Ajax in WordPress not working for logged in users without wp_ajax_nopriv action


I had a rather interesting problem the other day. My ajax request was not working if I didn’t use the wp_ajax_nopriv_ action on a page where the user was clearly logged in. Why? Why was this happening?

Here was the situation:

  • forced ssl on wp-admin so the localised url I was using for Ajax was eg https://example.com/wp-admin/admin-ajax.php
  • page requesting ajax was not ssl eg http://example.com/page-with-ajax
  • using wp_ajax_$action only, not wp_ajax_nopriv_$action as it was only for logged in users

Even with everything seemingly set up correctly, it was returning 0. WHY? Turns out that Ajax strips cookies and http authentication data on cross domain requests. And going from http://example.com to https://example.com is cross domain. If I can’t send the WordPress user’s cookies, I can’t use the wp_ajax_$action. See here from wp-admin/admin-ajax.php:77

[code lang=php]
if ( is_user_logged_in() ) {
/**
* Fires authenticated AJAX actions for logged-in users.
*
* The dynamic portion of the hook name, `$_REQUEST['action']`,
* refers to the name of the AJAX action callback being fired.
*
* @since 2.1.0
*/
do_action( 'wp_ajax_' . $_REQUEST['action'] );
} else {
/**
* Fires non-authenticated AJAX actions for logged-out users.
*
* The dynamic portion of the hook name, `$_REQUEST['action']`,
* refers to the name of the AJAX action callback being fired.
*
* @since 2.8.0
*/
do_action( 'wp_ajax_nopriv_' . $_REQUEST['action'] );
}
[/code]

So what’s the way around it? I decided to force my requesting page to https as it probably should have been already. You could also send the xhr withCredentials thing in your jQuery but don’t you need to add headers to the response? HEADERS, will someone please think of the headers? God people, really.

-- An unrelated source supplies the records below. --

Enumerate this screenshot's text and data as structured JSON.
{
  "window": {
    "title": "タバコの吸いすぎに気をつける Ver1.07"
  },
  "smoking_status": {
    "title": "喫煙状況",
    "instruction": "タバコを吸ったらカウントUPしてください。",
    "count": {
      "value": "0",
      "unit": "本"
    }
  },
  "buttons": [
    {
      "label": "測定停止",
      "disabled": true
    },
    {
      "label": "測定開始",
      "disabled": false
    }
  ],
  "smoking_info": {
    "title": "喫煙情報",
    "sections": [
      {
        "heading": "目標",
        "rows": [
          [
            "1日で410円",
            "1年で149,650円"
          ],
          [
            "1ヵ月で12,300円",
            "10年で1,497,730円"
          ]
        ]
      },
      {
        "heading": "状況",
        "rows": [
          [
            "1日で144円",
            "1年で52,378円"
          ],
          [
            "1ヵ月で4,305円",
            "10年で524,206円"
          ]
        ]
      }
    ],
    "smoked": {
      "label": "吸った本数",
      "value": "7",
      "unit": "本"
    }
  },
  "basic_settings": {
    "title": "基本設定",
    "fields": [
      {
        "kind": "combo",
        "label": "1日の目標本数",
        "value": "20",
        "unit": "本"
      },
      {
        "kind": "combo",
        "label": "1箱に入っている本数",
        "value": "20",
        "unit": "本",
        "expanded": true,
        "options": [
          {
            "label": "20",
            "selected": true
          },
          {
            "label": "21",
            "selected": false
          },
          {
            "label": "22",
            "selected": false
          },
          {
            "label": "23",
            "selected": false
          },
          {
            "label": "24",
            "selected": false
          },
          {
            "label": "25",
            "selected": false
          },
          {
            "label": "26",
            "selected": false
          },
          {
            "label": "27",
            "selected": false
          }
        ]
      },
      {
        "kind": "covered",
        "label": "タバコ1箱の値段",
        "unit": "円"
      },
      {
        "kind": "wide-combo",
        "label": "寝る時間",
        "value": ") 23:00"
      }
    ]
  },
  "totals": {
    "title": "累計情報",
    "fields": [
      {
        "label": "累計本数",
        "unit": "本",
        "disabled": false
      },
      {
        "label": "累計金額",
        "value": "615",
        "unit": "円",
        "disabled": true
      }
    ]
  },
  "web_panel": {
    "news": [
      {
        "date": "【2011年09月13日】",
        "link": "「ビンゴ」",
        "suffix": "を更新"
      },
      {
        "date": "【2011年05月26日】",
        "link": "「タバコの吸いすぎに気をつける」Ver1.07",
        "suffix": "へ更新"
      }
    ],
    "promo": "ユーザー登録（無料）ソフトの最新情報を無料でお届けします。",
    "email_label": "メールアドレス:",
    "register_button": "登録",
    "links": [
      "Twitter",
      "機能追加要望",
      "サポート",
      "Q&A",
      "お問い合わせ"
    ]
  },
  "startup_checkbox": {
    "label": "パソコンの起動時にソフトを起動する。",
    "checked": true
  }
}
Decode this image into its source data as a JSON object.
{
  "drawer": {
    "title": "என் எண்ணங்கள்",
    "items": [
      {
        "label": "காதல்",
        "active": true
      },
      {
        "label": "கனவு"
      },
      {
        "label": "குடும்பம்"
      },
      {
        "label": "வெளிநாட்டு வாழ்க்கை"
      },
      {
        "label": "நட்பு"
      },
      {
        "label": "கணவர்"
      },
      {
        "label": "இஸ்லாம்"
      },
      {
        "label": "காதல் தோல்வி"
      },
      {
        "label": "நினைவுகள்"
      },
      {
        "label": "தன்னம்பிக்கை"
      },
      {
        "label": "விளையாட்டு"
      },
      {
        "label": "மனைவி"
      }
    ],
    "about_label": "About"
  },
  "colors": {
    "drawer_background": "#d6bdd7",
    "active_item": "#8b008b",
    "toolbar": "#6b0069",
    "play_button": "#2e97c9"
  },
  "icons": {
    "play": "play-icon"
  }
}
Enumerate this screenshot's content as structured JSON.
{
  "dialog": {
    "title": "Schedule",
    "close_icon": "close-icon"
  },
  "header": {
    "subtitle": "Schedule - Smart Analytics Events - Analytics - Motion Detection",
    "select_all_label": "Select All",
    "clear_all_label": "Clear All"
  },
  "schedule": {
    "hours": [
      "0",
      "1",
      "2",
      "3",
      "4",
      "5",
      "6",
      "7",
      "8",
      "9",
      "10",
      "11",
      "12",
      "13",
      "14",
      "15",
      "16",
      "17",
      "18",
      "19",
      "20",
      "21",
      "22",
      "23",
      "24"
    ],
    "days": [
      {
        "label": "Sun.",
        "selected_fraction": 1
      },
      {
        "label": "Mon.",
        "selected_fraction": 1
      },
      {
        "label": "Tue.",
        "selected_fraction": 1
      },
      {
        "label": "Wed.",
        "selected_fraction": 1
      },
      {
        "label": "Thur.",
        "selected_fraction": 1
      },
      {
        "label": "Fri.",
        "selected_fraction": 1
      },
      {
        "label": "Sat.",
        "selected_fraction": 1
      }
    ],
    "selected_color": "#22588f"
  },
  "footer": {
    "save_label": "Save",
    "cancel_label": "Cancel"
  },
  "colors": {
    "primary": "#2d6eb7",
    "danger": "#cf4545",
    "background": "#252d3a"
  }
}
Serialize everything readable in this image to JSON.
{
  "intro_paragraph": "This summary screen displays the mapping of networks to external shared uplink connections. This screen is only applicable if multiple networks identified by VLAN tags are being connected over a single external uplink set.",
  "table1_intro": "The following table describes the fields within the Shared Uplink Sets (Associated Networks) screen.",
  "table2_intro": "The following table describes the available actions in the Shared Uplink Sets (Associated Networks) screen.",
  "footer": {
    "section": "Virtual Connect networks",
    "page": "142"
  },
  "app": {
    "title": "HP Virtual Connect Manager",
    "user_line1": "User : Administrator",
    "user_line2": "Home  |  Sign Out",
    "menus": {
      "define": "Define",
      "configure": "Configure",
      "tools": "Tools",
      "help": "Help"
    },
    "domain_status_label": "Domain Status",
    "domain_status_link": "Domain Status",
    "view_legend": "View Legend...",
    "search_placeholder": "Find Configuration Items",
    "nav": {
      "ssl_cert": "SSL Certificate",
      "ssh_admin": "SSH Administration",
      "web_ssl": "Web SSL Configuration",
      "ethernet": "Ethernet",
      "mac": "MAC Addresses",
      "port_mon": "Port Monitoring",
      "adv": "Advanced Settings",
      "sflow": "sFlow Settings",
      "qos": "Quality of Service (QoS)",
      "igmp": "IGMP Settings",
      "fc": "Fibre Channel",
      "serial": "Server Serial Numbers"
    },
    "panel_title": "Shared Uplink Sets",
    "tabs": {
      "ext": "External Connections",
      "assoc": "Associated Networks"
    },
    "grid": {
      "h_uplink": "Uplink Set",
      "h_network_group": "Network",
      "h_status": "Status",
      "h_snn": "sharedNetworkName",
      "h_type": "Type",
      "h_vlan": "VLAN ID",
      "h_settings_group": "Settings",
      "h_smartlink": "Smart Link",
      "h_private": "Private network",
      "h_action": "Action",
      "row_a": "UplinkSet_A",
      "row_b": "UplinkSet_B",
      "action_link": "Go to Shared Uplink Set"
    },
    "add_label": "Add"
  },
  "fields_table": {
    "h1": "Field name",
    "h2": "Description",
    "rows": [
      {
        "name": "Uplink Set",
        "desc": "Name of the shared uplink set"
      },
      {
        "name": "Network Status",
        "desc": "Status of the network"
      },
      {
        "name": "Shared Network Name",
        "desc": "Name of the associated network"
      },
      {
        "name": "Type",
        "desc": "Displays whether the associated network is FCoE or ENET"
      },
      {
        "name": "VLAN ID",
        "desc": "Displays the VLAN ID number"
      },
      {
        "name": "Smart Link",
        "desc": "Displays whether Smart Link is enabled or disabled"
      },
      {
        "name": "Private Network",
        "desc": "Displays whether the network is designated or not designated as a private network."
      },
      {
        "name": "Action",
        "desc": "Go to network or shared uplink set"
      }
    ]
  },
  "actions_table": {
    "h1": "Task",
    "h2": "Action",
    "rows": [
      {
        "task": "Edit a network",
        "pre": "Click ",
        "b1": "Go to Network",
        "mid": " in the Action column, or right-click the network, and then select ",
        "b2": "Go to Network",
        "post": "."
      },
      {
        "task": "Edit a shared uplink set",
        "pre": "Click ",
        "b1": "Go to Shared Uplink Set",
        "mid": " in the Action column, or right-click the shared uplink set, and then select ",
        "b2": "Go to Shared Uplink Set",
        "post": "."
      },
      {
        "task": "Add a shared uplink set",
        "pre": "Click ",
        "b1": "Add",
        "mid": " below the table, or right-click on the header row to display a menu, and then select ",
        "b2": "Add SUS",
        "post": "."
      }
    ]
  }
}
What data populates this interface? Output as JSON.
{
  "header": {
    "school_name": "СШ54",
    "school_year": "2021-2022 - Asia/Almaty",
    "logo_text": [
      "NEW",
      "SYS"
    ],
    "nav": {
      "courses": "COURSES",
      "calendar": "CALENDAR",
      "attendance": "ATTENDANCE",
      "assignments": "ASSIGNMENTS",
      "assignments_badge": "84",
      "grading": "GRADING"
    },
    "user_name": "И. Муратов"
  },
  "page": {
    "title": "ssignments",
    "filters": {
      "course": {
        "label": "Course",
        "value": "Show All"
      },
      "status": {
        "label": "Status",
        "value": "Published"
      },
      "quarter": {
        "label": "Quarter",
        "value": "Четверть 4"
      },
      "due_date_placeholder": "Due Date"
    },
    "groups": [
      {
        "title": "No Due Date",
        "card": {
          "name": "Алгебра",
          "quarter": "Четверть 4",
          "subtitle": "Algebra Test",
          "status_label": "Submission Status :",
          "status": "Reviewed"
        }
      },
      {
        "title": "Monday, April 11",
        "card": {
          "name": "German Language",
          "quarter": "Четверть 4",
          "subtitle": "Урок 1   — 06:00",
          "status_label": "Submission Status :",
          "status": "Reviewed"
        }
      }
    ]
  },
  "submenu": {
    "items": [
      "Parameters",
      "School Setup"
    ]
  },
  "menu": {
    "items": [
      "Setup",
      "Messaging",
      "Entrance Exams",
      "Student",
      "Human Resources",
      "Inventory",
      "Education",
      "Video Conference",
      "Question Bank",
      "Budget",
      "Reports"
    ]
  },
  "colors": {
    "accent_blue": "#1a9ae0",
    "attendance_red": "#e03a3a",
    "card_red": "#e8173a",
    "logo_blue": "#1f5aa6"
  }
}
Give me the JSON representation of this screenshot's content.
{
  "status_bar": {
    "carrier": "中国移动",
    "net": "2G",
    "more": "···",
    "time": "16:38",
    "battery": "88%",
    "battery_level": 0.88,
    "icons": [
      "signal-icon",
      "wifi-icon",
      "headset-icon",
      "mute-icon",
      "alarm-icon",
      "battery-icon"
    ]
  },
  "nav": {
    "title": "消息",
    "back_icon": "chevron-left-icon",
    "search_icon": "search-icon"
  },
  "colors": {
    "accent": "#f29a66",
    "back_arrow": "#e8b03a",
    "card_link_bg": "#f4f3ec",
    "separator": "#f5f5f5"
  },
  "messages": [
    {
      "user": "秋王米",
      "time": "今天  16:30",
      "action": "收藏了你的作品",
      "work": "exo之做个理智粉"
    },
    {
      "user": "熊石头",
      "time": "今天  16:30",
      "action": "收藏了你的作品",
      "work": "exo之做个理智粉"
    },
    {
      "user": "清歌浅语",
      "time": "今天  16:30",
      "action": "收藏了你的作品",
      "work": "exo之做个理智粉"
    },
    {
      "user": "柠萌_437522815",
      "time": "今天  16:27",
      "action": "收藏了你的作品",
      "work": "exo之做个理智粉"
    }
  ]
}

http://stackoverflow.com/questions/9559947/cross-origin-authorization-header-with-jquery-ajax

A quick explanation of it all: https://quickleft.com/blog/cookies-with-my-cors/

There is some sort of jsonp workaround that people refer to but I don’t know, I think the answer is probably to re-do admin-ajax.php as a plugin or something with all the proper things and then use that. Maybe not, it looks like everything is going to https anyway so might not matter soon at any rate.